The record does not indicate the date Swann hired Rafter, but Swann's reliance on Orzechowski decreased when it consulted an independent engineering expert. And when Orzechowski finally conceded his design was defective in March 1994, Swann did not file its complaint for almost a year. See Schiller v. Kucara, 55 Ill. App. 2d 9, 20, 203 N.E.2d 710 (1964)(equity aids the diligent, not the indolent). That is not being lulled into a false sense of security, it is ignoring one's own rights beyond the point of somnolence. See Butler v. Mayer, Brown & Platt, 301 Ill. App. 3d 919, 925-26, 704 N.E.2d 740 (1998).

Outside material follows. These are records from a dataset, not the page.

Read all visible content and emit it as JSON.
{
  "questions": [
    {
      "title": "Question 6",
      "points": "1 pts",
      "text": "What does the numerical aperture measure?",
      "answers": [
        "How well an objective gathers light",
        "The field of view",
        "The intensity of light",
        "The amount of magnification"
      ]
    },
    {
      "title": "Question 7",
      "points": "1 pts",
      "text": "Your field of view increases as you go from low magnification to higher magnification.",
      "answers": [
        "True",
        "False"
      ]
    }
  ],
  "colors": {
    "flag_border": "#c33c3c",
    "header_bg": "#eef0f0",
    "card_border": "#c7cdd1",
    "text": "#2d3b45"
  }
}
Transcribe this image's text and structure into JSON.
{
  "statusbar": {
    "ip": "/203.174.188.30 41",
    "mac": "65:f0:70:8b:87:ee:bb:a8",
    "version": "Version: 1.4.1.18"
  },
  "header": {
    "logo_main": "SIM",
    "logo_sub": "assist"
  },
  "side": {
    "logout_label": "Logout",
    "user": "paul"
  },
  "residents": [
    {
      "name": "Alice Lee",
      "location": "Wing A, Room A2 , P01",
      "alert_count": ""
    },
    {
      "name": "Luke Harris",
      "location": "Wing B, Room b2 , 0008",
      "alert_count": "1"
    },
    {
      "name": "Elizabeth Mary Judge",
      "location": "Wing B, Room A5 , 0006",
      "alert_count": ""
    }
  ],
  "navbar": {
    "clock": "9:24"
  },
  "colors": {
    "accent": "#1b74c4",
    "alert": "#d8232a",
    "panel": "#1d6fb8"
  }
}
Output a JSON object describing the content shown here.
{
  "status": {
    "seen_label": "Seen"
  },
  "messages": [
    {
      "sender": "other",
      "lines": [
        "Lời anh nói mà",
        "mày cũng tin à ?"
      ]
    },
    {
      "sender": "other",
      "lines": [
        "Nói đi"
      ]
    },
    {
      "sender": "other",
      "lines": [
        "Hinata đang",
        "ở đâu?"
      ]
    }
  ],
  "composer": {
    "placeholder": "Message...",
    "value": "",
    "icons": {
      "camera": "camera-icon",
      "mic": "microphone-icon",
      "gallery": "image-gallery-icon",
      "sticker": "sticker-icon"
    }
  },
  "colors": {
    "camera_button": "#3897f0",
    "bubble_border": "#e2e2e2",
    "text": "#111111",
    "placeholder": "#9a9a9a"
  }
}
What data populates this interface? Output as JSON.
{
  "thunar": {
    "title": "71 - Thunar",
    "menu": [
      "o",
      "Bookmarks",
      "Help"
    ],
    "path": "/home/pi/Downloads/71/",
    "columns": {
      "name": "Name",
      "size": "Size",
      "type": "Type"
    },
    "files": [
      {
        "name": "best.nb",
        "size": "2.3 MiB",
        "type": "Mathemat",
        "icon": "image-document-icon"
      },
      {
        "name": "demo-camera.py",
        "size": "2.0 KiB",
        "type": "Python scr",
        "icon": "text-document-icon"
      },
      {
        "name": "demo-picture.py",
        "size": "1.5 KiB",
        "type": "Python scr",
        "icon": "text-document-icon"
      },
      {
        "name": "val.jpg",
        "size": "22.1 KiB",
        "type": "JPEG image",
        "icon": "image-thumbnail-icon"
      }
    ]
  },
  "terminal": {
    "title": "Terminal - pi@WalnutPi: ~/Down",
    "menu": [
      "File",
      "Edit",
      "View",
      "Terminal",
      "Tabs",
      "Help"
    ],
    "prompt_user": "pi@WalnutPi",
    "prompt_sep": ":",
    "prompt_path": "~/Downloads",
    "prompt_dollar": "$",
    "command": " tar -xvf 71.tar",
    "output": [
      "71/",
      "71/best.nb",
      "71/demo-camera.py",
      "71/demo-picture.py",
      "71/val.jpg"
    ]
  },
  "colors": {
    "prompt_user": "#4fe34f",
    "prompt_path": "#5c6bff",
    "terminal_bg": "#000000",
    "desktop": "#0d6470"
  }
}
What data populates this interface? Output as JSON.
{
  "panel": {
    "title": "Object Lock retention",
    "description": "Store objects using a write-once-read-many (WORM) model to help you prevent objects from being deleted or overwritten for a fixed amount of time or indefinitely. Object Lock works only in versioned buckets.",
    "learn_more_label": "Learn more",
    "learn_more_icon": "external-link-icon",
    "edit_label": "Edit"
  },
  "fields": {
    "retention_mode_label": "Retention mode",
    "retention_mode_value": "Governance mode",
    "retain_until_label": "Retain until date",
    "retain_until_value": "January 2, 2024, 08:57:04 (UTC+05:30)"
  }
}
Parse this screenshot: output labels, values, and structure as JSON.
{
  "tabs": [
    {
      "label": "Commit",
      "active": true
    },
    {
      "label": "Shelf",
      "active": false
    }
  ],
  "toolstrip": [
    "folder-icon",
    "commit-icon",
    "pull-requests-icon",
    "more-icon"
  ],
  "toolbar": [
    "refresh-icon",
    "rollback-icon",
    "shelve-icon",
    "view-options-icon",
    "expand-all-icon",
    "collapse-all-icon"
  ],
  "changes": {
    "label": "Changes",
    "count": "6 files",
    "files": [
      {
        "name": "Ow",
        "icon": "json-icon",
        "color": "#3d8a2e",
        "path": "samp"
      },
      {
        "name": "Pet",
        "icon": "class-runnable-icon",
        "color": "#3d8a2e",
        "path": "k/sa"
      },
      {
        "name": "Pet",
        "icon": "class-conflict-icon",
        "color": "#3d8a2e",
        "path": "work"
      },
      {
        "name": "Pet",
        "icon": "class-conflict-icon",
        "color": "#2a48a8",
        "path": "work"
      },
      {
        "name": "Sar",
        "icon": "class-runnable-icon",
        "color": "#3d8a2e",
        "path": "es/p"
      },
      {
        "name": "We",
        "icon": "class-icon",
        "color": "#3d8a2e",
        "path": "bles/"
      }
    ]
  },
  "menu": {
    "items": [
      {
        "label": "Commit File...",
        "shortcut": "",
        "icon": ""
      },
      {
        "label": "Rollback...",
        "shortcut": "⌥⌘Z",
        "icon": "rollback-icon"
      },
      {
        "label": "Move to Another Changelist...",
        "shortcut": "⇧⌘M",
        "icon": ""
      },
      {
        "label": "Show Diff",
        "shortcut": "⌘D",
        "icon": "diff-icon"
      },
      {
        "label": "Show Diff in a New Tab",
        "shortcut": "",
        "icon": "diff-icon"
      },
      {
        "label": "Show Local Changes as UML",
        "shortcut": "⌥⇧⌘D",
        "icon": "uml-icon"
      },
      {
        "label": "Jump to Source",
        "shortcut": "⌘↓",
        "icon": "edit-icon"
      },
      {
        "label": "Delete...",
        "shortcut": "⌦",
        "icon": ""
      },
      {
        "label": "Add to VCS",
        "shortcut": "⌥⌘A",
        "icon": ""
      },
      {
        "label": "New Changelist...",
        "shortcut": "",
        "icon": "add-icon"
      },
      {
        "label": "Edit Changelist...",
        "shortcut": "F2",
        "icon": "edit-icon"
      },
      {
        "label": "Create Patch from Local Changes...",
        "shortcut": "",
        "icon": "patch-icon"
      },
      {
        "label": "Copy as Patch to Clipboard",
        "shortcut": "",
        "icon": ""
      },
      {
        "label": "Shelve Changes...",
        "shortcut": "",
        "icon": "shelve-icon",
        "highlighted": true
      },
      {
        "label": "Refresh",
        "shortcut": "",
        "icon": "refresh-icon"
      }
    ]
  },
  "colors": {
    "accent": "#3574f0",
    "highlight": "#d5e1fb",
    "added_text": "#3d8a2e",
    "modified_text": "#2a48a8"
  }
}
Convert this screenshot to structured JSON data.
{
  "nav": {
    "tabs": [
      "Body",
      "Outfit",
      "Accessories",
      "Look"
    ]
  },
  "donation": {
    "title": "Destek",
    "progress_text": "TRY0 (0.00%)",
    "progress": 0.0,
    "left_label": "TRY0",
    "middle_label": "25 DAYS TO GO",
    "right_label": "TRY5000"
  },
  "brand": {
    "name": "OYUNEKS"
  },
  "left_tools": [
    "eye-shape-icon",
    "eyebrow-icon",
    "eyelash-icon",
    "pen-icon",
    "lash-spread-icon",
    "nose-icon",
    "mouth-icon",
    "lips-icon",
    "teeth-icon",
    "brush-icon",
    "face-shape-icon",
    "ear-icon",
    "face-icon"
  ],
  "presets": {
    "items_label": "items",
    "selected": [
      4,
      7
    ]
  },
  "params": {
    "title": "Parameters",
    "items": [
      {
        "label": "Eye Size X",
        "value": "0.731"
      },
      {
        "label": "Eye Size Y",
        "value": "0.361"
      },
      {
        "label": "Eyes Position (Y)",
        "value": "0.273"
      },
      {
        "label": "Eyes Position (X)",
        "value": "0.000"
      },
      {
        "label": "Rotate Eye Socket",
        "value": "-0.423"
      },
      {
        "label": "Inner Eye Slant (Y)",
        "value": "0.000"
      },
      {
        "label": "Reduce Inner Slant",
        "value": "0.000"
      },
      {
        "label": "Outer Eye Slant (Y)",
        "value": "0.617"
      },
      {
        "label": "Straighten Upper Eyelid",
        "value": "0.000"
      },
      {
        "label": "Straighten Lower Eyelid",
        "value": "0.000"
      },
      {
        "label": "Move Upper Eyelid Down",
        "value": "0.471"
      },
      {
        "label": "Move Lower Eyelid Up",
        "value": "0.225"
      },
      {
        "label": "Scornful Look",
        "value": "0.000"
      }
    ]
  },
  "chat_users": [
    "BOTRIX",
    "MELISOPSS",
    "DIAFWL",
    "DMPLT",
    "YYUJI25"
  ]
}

Swann has failed to present any evidence of its reliance on Orzechowski's earth mound theory and protestations of innocence. Only one inference can be drawn--there is no equitable estoppel in this case. Swann's complaint against Meed was time-barred.

CONCLUSION

Neither the discovery rule nor the estoppel doctrine saves Swann's complaint from section 13-214(a)'s limitations period. Swann's complaint was time-barred, and summary judgment was appropriate.

Affirmed.

South, P.J., and Hoffman, J., concur.